For instance, there could be so-called logic bombs embedded in some systems, which are software codes programmed to destroy data if the system is not shut down or started with a particular set of keystrokes. Logic bombs are often deployed to prevent data from falling into the wrong hands, and unsuspecting sleuths may unintentionally destroy the very data they are trying to uncover.

Moreover, if live or active systems are made to shut down when the search or survey team enters the premises, the live data in systems, mainly the RAM (random access memory) may be lost. “Such data are most vital in some cases because RAM may contain recently used passwords, details used in Internet transactions, etc.,” the manual notes.

Also, in a case where the system has passwords, shutting it down would create problems in opening the same later without the passwords and cracking it is a time-consuming process, says the manual. “Lack of knowledge on some new server architecture such as RAID (redundant array of independent discs), where normal cloning process doesn’t work”, is another challenge, it says.

According to Pawan Duggal, cyberlaw expert and Supreme Court advocate, government departments are ill-equipped.

“In today’s context, the government departments in India lack capacity in terms of their sensitization of the digital format. Consequently, we find that the kind of cutting-edge developments that should be taking place in forensics are not taking place,” he said.

There is also an urgent need for officers to be trained in gathering cyber evidence, not only to unearth black money and spot tax avoidance, but also boost tax revenues.

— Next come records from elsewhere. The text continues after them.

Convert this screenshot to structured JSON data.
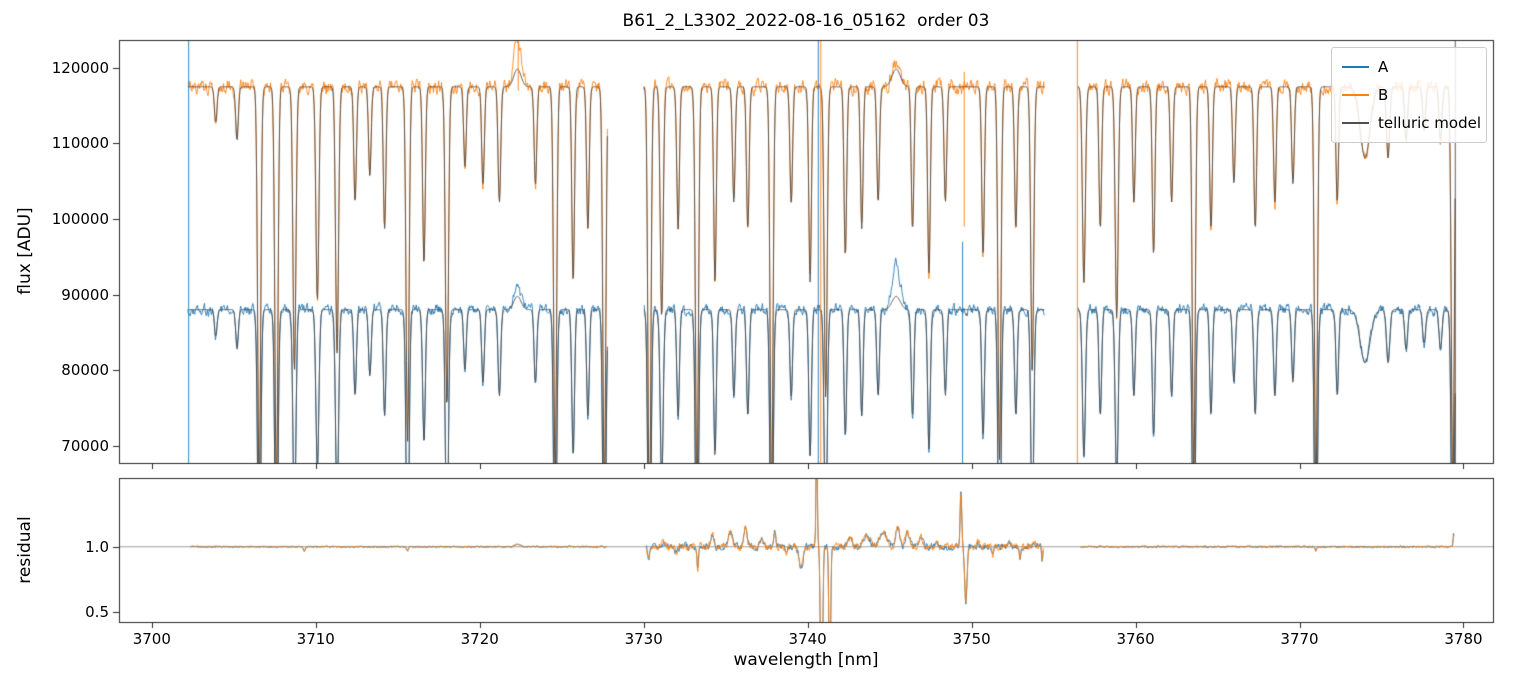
{
  "chart_data": {
    "type": "line",
    "title": "B61_2_L3302_2022-08-16_05162  order 03",
    "xlabel": "wavelength [nm]",
    "ylabel_top": "flux [ADU]",
    "ylabel_res": "residual",
    "x": {
      "lim": [
        3698.0,
        3781.8
      ],
      "ticks": [
        3700,
        3710,
        3720,
        3730,
        3740,
        3750,
        3760,
        3770,
        3780
      ]
    },
    "top_axis": {
      "ylim": [
        67700,
        123700
      ],
      "ticks": [
        70000,
        80000,
        90000,
        100000,
        110000,
        120000
      ]
    },
    "res_axis": {
      "ylim": [
        0.42,
        1.53
      ],
      "ticks": [
        0.5,
        1.0
      ],
      "hline": 1.0
    },
    "legend": [
      {
        "label": "A",
        "color": "#1f77b4"
      },
      {
        "label": "B",
        "color": "#ff7f0e"
      },
      {
        "label": "telluric model",
        "color": "#4f4f4f"
      }
    ],
    "series": {
      "A": {
        "baseline": 88000,
        "noise": 0.008,
        "color": "#1f77b4"
      },
      "B": {
        "baseline": 117500,
        "noise": 0.008,
        "color": "#ff7f0e"
      },
      "model": {
        "color": "#4f4f4f"
      }
    },
    "segments": [
      [
        3702.2,
        3727.8
      ],
      [
        3730.0,
        3754.45
      ],
      [
        3756.5,
        3779.5
      ]
    ],
    "absorption_lines": [
      [
        3703.9,
        0.04,
        0.08
      ],
      [
        3705.2,
        0.06,
        0.08
      ],
      [
        3706.55,
        0.46,
        0.09
      ],
      [
        3707.6,
        0.46,
        0.09
      ],
      [
        3708.7,
        0.32,
        0.09
      ],
      [
        3710.1,
        0.24,
        0.09
      ],
      [
        3711.3,
        0.3,
        0.09
      ],
      [
        3712.4,
        0.13,
        0.08
      ],
      [
        3713.3,
        0.1,
        0.08
      ],
      [
        3714.2,
        0.16,
        0.08
      ],
      [
        3715.6,
        0.4,
        0.09
      ],
      [
        3716.6,
        0.2,
        0.08
      ],
      [
        3718.0,
        0.36,
        0.09
      ],
      [
        3719.1,
        0.09,
        0.08
      ],
      [
        3720.2,
        0.11,
        0.08
      ],
      [
        3721.2,
        0.13,
        0.08
      ],
      [
        3723.4,
        0.11,
        0.08
      ],
      [
        3724.6,
        0.44,
        0.09
      ],
      [
        3725.7,
        0.22,
        0.08
      ],
      [
        3726.6,
        0.16,
        0.08
      ],
      [
        3727.6,
        0.46,
        0.09
      ],
      [
        3730.35,
        0.5,
        0.09
      ],
      [
        3731.1,
        0.26,
        0.09
      ],
      [
        3732.1,
        0.16,
        0.08
      ],
      [
        3733.25,
        0.46,
        0.09
      ],
      [
        3734.35,
        0.22,
        0.08
      ],
      [
        3735.5,
        0.13,
        0.08
      ],
      [
        3736.35,
        0.16,
        0.08
      ],
      [
        3737.8,
        0.46,
        0.09
      ],
      [
        3739.0,
        0.13,
        0.08
      ],
      [
        3740.15,
        0.22,
        0.08
      ],
      [
        3741.1,
        0.35,
        0.09
      ],
      [
        3742.3,
        0.19,
        0.08
      ],
      [
        3743.3,
        0.16,
        0.08
      ],
      [
        3744.3,
        0.13,
        0.08
      ],
      [
        3746.4,
        0.16,
        0.08
      ],
      [
        3747.4,
        0.21,
        0.08
      ],
      [
        3748.4,
        0.13,
        0.08
      ],
      [
        3750.7,
        0.19,
        0.08
      ],
      [
        3751.7,
        0.42,
        0.09
      ],
      [
        3752.7,
        0.16,
        0.08
      ],
      [
        3753.7,
        0.32,
        0.09
      ],
      [
        3756.85,
        0.22,
        0.09
      ],
      [
        3757.85,
        0.16,
        0.08
      ],
      [
        3758.85,
        0.26,
        0.09
      ],
      [
        3759.9,
        0.13,
        0.08
      ],
      [
        3761.1,
        0.19,
        0.08
      ],
      [
        3762.2,
        0.13,
        0.08
      ],
      [
        3763.55,
        0.44,
        0.09
      ],
      [
        3764.6,
        0.16,
        0.08
      ],
      [
        3766.0,
        0.11,
        0.08
      ],
      [
        3767.3,
        0.16,
        0.08
      ],
      [
        3768.5,
        0.13,
        0.08
      ],
      [
        3769.6,
        0.11,
        0.08
      ],
      [
        3771.0,
        0.46,
        0.09
      ],
      [
        3772.3,
        0.13,
        0.08
      ],
      [
        3774.0,
        0.08,
        0.3
      ],
      [
        3775.4,
        0.08,
        0.1
      ],
      [
        3776.5,
        0.06,
        0.09
      ],
      [
        3777.6,
        0.05,
        0.09
      ],
      [
        3778.6,
        0.06,
        0.09
      ],
      [
        3779.35,
        0.46,
        0.09
      ]
    ],
    "emission_bumps": [
      [
        3722.3,
        0.22,
        0.03,
        0.055,
        0.02
      ],
      [
        3745.4,
        0.25,
        0.07,
        0.028,
        0.02
      ]
    ],
    "spikes": [
      {
        "x": 3702.25,
        "series": "A"
      },
      {
        "x": 3722.35,
        "series": "B",
        "v0": 117000,
        "v1": 123700
      },
      {
        "x": 3740.65,
        "series": "A"
      },
      {
        "x": 3740.8,
        "series": "B"
      },
      {
        "x": 3749.45,
        "series": "A",
        "v0": 67700,
        "v1": 97000
      },
      {
        "x": 3749.55,
        "series": "B",
        "v0": 99000,
        "v1": 119500
      },
      {
        "x": 3756.45,
        "series": "B"
      },
      {
        "x": 3779.5,
        "series": "model"
      }
    ],
    "residual": {
      "noise_per_segment": [
        0.006,
        0.028,
        0.007
      ],
      "features": [
        [
          3709.3,
          -0.035,
          0.05
        ],
        [
          3715.6,
          -0.03,
          0.05
        ],
        [
          3722.3,
          0.02,
          0.15
        ],
        [
          3730.3,
          -0.1,
          0.07
        ],
        [
          3731.2,
          0.04,
          0.1
        ],
        [
          3732.0,
          -0.04,
          0.08
        ],
        [
          3733.3,
          -0.17,
          0.05
        ],
        [
          3734.2,
          0.09,
          0.1
        ],
        [
          3735.3,
          0.12,
          0.12
        ],
        [
          3736.2,
          0.14,
          0.1
        ],
        [
          3737.2,
          0.06,
          0.1
        ],
        [
          3738.0,
          0.13,
          0.06
        ],
        [
          3738.7,
          -0.05,
          0.06
        ],
        [
          3739.6,
          -0.16,
          0.12
        ],
        [
          3740.55,
          0.85,
          0.04
        ],
        [
          3740.85,
          -1.6,
          0.06
        ],
        [
          3741.35,
          -1.2,
          0.05
        ],
        [
          3742.6,
          0.06,
          0.15
        ],
        [
          3743.6,
          0.09,
          0.2
        ],
        [
          3744.6,
          0.12,
          0.2
        ],
        [
          3745.5,
          0.16,
          0.12
        ],
        [
          3746.1,
          0.1,
          0.12
        ],
        [
          3746.9,
          0.08,
          0.1
        ],
        [
          3747.9,
          0.04,
          0.1
        ],
        [
          3749.35,
          0.42,
          0.05
        ],
        [
          3749.65,
          -0.43,
          0.07
        ],
        [
          3750.4,
          0.03,
          0.08
        ],
        [
          3751.3,
          -0.06,
          0.06
        ],
        [
          3752.3,
          0.03,
          0.08
        ],
        [
          3752.95,
          -0.09,
          0.05
        ],
        [
          3753.8,
          0.04,
          0.06
        ],
        [
          3754.3,
          -0.1,
          0.04
        ],
        [
          3771.0,
          -0.03,
          0.05
        ],
        [
          3779.4,
          0.1,
          0.03
        ]
      ]
    }
  }
}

India’s tax to GDP ratio was around 10% in 2012, about half that of China’s, according to World Bank data.

The tax department has taken a few steps to gather digital evidence, as per the CBDT manual.

In 2013, for instance, the department uncovered un- accounted money worth over `5,400 crore in at least 10 cases of tax evasion with the help of cyber forensics experts—this, apart from “detection of the offshore trading and holding of foreign bank accounts” of a Rajkot-based bullion trader whose name has now been submitted to the special investigation team (SIT) probing cases of black money stashed abroad and the Supreme Court.

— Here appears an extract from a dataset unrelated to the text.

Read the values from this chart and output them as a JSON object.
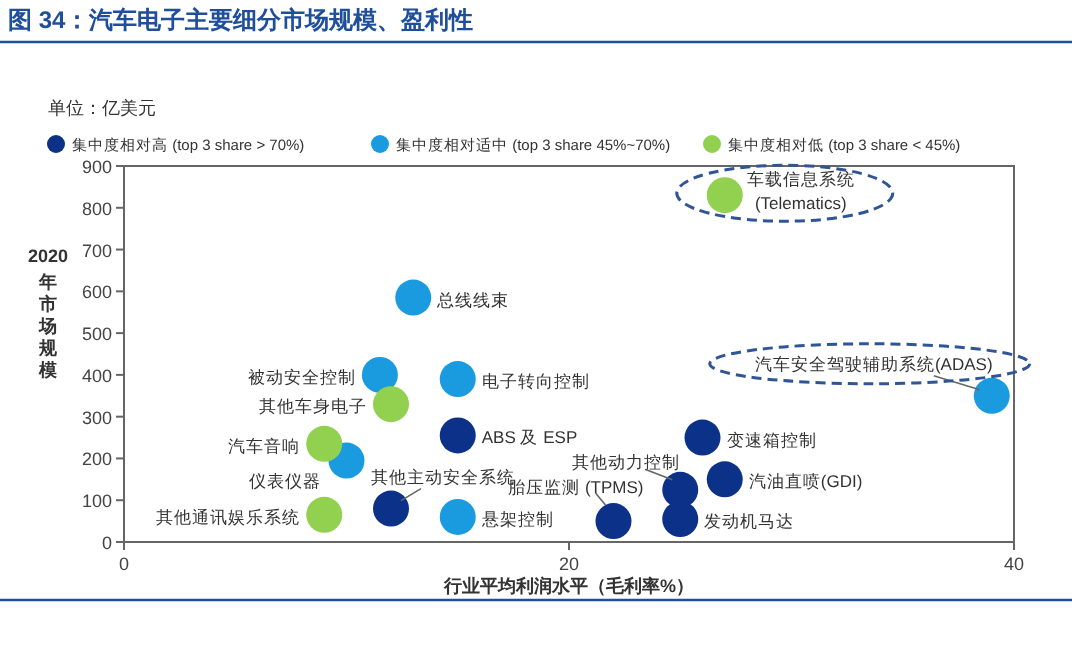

But the manual did not name the bullion dealer, but gave the details of probe as a case study in gathering digital evidence.

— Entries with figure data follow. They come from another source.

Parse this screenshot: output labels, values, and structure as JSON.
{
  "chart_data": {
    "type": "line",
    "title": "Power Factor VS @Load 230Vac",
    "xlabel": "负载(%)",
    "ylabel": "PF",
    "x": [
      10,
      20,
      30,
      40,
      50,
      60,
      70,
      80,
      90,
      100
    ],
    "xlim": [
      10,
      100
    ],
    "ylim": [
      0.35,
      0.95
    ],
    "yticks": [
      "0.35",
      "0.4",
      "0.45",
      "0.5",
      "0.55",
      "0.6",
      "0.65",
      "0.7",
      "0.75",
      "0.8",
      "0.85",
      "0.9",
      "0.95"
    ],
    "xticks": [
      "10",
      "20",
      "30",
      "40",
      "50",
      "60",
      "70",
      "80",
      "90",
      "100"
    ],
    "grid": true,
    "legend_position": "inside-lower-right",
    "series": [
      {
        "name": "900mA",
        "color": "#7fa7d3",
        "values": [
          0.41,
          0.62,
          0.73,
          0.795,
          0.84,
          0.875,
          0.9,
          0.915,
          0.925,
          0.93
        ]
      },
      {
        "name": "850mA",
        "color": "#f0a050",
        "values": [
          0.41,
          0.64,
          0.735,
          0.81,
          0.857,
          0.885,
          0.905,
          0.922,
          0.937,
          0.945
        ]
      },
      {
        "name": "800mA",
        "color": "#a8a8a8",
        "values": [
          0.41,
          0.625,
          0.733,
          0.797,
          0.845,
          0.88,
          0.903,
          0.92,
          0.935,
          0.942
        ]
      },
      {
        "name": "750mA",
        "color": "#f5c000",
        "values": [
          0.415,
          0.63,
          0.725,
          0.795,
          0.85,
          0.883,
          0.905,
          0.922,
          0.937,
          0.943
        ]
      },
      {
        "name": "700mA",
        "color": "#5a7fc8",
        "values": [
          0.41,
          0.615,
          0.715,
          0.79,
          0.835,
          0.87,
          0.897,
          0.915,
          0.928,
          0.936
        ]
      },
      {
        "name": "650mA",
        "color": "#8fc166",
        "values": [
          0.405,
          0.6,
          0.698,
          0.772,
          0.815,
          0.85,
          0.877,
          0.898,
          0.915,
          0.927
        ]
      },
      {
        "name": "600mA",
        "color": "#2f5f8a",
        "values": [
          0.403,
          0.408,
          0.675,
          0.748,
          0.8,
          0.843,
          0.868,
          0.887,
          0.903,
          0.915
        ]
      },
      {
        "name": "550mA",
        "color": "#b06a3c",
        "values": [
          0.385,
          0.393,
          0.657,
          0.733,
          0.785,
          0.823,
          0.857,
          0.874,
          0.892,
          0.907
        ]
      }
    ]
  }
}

In May 2013, the tax authority searched the bullion dealer and used cloning and imaging to recover three deleted documents from his computer hard disk containing details of trading on the metals web platform of Standard Bank, London; a handwritten and signed direction by the dealer transferring money from an account with National Bank of Ras Al Khaimah, Dubai, to another account with Standard Bank; and a copy of his margin money call statement.

This August, information received by the tax authority under the double taxation avoidance agreement (DTAA) from tax authorities of the UK, the UAE and Singapore confirmed that the bullion dealer had stashed “huge unaccounted foreign income from assessment year 2008-09 onwards”, the manual added.

The timing of the manual release is also relevant, as the Supreme Court (SC) recently laid down the law pertaining to submission of electronic evidence in courts, said Duggal. The SC has made it mandatory to follow section 65B, included in the amended Evidence Act, that requires the person in charge of the duplication of digital data to give the court a certificate that the data is authentic to the best of his or her knowledge and there has been no tampering, alteration or manipulations.

“In case you are not able to provide the same, your entire electronic evidence will be disregarded and will not be taken into account for any legal purposes, which means for anything and everything, you will have to now get certifications under the law,” added Duggal.

He added, though, that “it will be interesting to see how the said manual and the practices detailed thereunder are appropriately followed by the ministry of finance, government of India and its relevant officers in day-to-day functions”.